By Mark Kleinman, City Editor
AstraZeneca should link future executive pay to the price that its board signalled it would be willing to sell the company for, a leading shareholder has told it in a move which intensifies the pressure on it to justify the rejection of a string of takeover bids.
Sky News has learnt that in a letter sent to the British pharmaceuticals group last week, Legal & General Investment Management (LGIM) said long-term share awards should pay out in full only if AstraZeneca's share price reaches £58.85.
That was the level at which the company has said it would be willing to discuss a takeover by Pfizer, its US rival.
Last weekend, Pfizer offered £55-a-share for AstraZeneca, valuing it at £69bn, which was rejected by its prospective merger partner.
It emerged on Wednesday that LGIM was among AstraZeneca shareholders which were disappointed by the decision to spurn Pfizer's offer, which is expected to lapse on Monday when a deadline expires for it to lodge a formal bid.
Sources said that LGIM, which owns approximately 3.5% of AstraZeneca and is its sixth-largest investor, had also called for executives' pay to be linked to a $45bn (£26.7bn) revenue forecast which was outlined by the drugs-maker's chief executive, Pascal Soriot, as part of its defence against Pfizer's approach.

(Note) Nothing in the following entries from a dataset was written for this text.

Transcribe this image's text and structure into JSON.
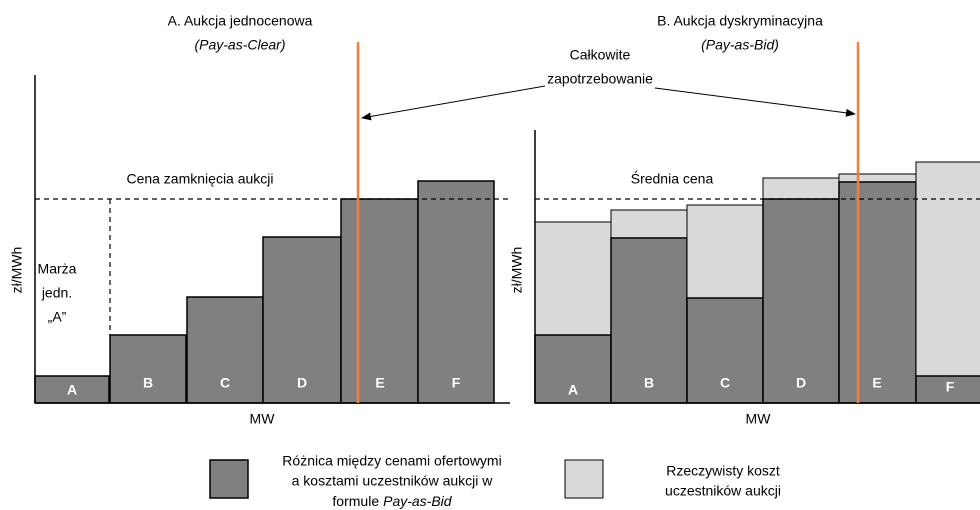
{
  "panel_a": {
    "title": "A. Aukcja jednocenowa",
    "subtitle": "(Pay-as-Clear)",
    "y_label": "zł/MWh",
    "x_label": "MW",
    "price_line_label": "Cena zamknięcia aukcji",
    "margin_label": [
      "Marża",
      "jedn.",
      "„A”"
    ],
    "bars": [
      "A",
      "B",
      "C",
      "D",
      "E",
      "F"
    ]
  },
  "panel_b": {
    "title": "B. Aukcja dyskryminacyjna",
    "subtitle": "(Pay-as-Bid)",
    "y_label": "zł/MWh",
    "x_label": "MW",
    "price_line_label": "Średnia cena",
    "bars": [
      "A",
      "B",
      "C",
      "D",
      "E",
      "F"
    ]
  },
  "annotation": [
    "Całkowite",
    "zapotrzebowanie"
  ],
  "legend": {
    "dark": {
      "lines": [
        "Różnica między cenami ofertowymi",
        "a kosztami uczestników aukcji w"
      ],
      "last_line": [
        "formule",
        "Pay-as-Bid"
      ]
    },
    "light": {
      "lines": [
        "Rzeczywisty koszt",
        "uczestników aukcji"
      ]
    }
  }
}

LGIM's demand goes further than those of other AstraZeneca shareholders, a number of which have called for pay to be partly-determined by the shares hitting £55, the level of the most recent Pfizer offer.
"If the remuneration committee of AstraZeneca – and, indeed, any company rejecting an offer in favour of long-term independence – was to recalibrate any current and future incentives to vest only at the level of the spurned takeover, it would provide comfort to shareholders that if things do not play out as the management envisage, the executives have shared in the pain felt by shareholders at the lost opportunity," Richard Buxton, head of UK equities at Old Mutual Global Investors, wrote in a letter to the Financial Times.
AstraZeneca investors are divided about the board's handling of the bid, with its shares closing on Friday at £43.28.
Last week, Schroders issued a statement criticising the actions of both companies, while Sky News revealed that BlackRock, AstraZeneca's biggest shareholder, wants it to invite Pfizer to reopen merger talks.
Those which have backed the board's stance that AstraZeneca would be stronger as a standalone business include Fidelity Investments, M&G Investments and Woodford Investment Management.
Under rules supervised by the City takeover watchdog, Pfizer will be prohibited from making a further offer for AstraZeneca for six months if it abandons its interest. It has said it will not make a hostile bid by going directly to AstraZeneca's shareholders.
However, the British group, which will set out further details of its cancer drug pipeline at a key industry conference in the US this week, could approach Pfizer to enter talks in three months' time.
Pfizer's interest in AstraZeneca has sparked a row in Westminster about the US company's track record in research and development.
LGIM, AstraZeneca and Pfizer all declined to comment.